General aviation consists of all civilian air traffic that is not scheduled passenger airline service. Eliminating air traffic controller services at smaller airports will greatly affect general aviation because pilots rely on air traffic controllers on approach and take off. The majority of the 149 towers slated for closure under the current plan handle general aviation traffic. Reduced services at smaller airports will have a serious economic affect on communities that rely on air transit for businesses and other purposes. For example, aircraft operating from rural area airports are often used in such projects as power and pipeline inspections. Firms exploring sites for wind energy projects use rural airports due to their proximity to the project sites. News teams use public access rural airports because they can land without prior approval. Rural airports are also vital as a quick transit source for emergency response teams in the event of fires, floods, earthquakes or other natural disasters. General aviation will also be affected because pilot training requires a certain number of take offs and landings at towered airports. If the proposed tower closings go into effect, approximately 24,000 aviation and related industry jobs could be lost.

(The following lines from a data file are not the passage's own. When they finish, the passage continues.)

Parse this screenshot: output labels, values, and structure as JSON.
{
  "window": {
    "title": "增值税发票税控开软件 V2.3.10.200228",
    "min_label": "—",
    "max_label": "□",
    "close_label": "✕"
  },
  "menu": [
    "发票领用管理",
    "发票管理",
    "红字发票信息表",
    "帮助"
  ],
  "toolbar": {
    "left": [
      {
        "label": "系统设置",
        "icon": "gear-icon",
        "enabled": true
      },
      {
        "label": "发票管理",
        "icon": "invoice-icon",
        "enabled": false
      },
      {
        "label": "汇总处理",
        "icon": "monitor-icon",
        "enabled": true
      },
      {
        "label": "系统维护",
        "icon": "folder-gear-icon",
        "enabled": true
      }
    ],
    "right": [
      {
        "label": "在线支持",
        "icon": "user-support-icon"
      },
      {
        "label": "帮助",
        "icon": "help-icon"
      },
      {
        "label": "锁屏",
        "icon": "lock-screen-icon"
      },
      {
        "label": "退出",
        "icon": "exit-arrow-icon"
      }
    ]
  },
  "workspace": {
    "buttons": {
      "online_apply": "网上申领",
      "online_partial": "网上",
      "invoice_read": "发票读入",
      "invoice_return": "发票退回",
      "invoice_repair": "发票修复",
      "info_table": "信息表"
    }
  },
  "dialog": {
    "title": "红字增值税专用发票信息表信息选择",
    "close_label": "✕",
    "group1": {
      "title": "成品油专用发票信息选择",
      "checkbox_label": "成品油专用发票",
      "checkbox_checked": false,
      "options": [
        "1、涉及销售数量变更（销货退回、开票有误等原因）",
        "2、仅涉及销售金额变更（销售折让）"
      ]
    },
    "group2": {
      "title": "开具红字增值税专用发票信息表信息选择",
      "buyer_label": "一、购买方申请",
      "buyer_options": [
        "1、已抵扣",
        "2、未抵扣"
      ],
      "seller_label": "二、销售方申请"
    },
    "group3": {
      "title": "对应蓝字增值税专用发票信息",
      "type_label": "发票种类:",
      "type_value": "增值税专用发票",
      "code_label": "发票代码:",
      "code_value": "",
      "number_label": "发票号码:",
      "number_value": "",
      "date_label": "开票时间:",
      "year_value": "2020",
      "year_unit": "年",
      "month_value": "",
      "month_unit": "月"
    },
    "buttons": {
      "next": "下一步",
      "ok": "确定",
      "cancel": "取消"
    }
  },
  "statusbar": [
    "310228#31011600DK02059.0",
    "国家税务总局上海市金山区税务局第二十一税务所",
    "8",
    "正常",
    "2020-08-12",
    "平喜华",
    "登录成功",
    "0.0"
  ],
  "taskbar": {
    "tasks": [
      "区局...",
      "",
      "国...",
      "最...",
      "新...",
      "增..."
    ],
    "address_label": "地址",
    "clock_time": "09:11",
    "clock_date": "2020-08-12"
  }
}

The FAA, which is responsible for the safety and efficiency of civil aviation in the United States, has a $15 billion budget distributed among a range of activities. It provides nearly a fourth of those funds as grants-in-aid to local airports. This might be a place where the largest share of the cuts could be taken, but the sequestration law won’t allow it. Nor will it allow a disproportionate slice to be taken at facilities and equipment, which accounts for twenty per cent of the agency’s budget. The required 9 to 10 per cent cut in Federal Aviation Administration spending, about $1.35 billion, must be taken equally from all activities, including control tower operations. The FAA also recently announced that it would end funding for more than three-fourths of contract towers at local airports around the country. Contract towers are air traffic control towers operated by a private company, but funded by the FAA. The program reaches all 50 states, includes 250 towers and has a long history as a safe, cost-effective alternative to FAA operated towers in low-service, rural areas.
A favorable resolution of the federal budget is imperative for the future of general aviation. While the sequestration has made proportionate cuts among all federal agencies, not many of them contribute $1.3 trillion to our national GDP every year.